Sunday, 20 April 2025, 6:48 am

    SMC seeks to collect P34B from Meralco

    San Miguel Corp. (SMC) subsidiaries Sual Power Inc. and South Premiere Power Corp. (SPPC) have petitioned the Energy Regulatory Commission (ERC) to collect up to P34 billion from Manila Electric Co. (Meralco) customers. This has reference to a Supreme Court ruling last year allowing the termination of power supply agreements (PSAs) between the subsidiaries and Meralco due to significant changes in circumstances (CIC).

    ERC chairman Monalisa Dimalanta confirmed the filing, one seeking P5 billion from March to May 2022 and another P29 billion covering May to December 2022, to recover incremental fuel costs. The ERC is reviewing the claim. Dimalanta said the collection’s reasonableness and supporting documents will be closely evaluated no matter the rulings by the Court of Appeals and the Supreme Court.

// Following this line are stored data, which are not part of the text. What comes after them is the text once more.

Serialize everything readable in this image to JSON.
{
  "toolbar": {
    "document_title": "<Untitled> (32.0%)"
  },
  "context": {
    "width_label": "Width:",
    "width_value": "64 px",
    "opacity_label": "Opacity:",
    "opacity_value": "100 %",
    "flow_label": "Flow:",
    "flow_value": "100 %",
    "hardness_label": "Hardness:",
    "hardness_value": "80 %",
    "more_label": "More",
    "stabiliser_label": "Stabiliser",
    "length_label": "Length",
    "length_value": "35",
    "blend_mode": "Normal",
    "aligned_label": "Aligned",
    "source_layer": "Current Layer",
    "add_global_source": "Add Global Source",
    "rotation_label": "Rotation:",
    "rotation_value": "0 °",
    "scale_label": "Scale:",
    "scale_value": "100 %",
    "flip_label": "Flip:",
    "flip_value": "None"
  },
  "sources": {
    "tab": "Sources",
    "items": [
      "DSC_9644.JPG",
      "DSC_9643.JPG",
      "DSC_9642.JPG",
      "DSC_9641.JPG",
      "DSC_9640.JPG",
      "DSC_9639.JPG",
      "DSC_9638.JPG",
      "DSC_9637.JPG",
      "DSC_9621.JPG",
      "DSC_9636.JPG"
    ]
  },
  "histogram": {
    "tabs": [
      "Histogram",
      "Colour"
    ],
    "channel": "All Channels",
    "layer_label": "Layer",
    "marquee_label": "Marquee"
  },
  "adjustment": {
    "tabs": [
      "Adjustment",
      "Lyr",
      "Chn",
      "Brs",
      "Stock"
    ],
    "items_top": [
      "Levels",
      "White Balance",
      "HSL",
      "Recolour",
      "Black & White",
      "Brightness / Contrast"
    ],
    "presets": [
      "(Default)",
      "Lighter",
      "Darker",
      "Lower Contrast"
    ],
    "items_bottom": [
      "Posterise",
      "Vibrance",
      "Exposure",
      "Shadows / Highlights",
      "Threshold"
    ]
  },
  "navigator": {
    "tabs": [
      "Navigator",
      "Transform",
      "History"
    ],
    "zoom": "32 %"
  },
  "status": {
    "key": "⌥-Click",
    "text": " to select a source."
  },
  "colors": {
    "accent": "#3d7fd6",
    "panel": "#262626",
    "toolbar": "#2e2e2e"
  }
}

    The commercial impact on consumers could be significant as SMC argues that without the adjustments, Meralco may turn to more expensive energy sources, including the Wholesale Electricity Spot Market, resulting in higher electricity prices. SMC’s request follows the termination of the PSAs, initially set in 2019, after failed attempts to secure a temporary rate hike due to soaring global fuel costs.

    The ongoing review underscores the complex regulatory landscape as SMC seeks to recover its costs while potentially reshaping electricity pricing across Luzon.